Na sieh einer an. Wenn es denn stimmt (und nicht nur die üblichen Showmaker aus der zweiten Reihe sind, die öffentlichkeitswirksam so tun, als täte jemand was für die deutschen Interessen). Es wäre immerhin schon mal ein Fortschritt, wenn zumindest jemand an der Spitze der Bundesregierung mal ernsthaft irritiert wäre. Der könnte glatt auf die Idee kommen, mal nachzudenken. Vielleicht schaut er sich mal an, wie lange diese Länder schon ungerührt Vereinbarungen brechen und wie oft sie schon wer weiß was dafür versprochen haben. Und vielleicht schaut er sich auch mal an, was aus diesen Versprechungen geworden ist ... doch halt! Wer so was tut, könnte ja am Ende noch auf die Idee kommen, dass von diesen neuen Versprechungen gar nichts zu halten ist, um nicht zu sagen, dass es Lügen sind. Und am Ende stellt er gar fest, dass schon von den alten Versprechungen nichts zu halten war. Und dann müsste man ja am allerdicksten Ende feststellen, dass das Spiel so lange weiter gehen wird, wie aus irgendeinem von D und einigen anderen finanzierten Geldtopf oder auch aus D selbst noch irgendein Cent zu holen ist. Und dann müsste man, zut alors, unfassbar - am Ende gar noch Konsequenzen daraus ziehen. Nein, nein, dann lieber nicht allzu irritiert sein und weiterschlafen.

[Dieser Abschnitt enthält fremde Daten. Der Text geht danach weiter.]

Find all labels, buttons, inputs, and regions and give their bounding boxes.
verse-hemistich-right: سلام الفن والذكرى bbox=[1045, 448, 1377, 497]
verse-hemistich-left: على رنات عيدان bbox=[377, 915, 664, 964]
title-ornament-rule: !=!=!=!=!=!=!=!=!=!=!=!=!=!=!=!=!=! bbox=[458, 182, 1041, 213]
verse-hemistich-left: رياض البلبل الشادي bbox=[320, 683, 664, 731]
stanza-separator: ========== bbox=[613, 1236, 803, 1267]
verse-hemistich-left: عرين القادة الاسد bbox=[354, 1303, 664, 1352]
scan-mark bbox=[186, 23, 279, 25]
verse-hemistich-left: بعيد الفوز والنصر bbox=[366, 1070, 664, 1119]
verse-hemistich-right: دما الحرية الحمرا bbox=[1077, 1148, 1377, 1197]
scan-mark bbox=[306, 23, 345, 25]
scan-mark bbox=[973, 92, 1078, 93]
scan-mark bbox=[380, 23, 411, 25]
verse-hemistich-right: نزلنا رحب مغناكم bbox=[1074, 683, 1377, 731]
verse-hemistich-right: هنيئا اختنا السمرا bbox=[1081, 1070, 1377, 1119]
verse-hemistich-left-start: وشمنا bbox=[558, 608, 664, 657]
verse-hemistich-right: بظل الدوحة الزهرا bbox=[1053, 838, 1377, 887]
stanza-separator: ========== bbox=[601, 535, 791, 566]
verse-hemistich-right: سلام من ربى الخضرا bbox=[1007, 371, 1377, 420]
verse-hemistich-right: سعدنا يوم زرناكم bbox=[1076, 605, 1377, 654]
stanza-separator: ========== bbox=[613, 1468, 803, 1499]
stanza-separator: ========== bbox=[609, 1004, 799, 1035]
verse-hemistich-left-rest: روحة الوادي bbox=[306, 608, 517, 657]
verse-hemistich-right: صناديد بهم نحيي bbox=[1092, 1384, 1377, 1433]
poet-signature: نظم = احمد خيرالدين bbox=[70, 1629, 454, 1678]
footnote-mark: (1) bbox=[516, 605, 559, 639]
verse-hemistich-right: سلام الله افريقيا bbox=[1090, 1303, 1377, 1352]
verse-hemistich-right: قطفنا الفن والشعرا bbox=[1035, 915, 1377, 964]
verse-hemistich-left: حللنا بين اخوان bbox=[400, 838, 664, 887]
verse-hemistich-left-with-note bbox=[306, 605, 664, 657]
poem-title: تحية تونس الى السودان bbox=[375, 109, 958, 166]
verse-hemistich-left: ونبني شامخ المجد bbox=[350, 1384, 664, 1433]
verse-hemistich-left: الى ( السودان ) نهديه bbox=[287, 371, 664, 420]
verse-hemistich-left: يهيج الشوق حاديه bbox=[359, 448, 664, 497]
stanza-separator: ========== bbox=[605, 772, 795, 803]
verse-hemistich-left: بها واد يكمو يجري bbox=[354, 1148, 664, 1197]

Am Ende konnte es dann wieder keiner ahnen.
darkmattenergy 28.11.2014
4. Offensichtlich ist es EU-Standard, geltende Gesetze nach Belieben zu brechen
Alle Bürger der EU - gleich ob freiwillig oder ungefragt zum Untertan des Brüsseler Zentralkommissariats verpflichtet, sollten nicht müde werden, den Großkopferten "Vorbildern" einer selbsterhoben über Großeuropa herrschenden Eliten in diesem Sinne nachzueifern.
bonngoldbaer 28.11.2014
5. Beim nächsten Mal
In Zukunft sollte die CDU sich den gemeinsamen EVP-Spitzenkandidaten zur Europawahl vielleicht etwas genauer ansehen. Leute, die selber denken statt einfach zu tun, was St. Wolfgang anordnet, sind wohl doch nicht die Richtigen.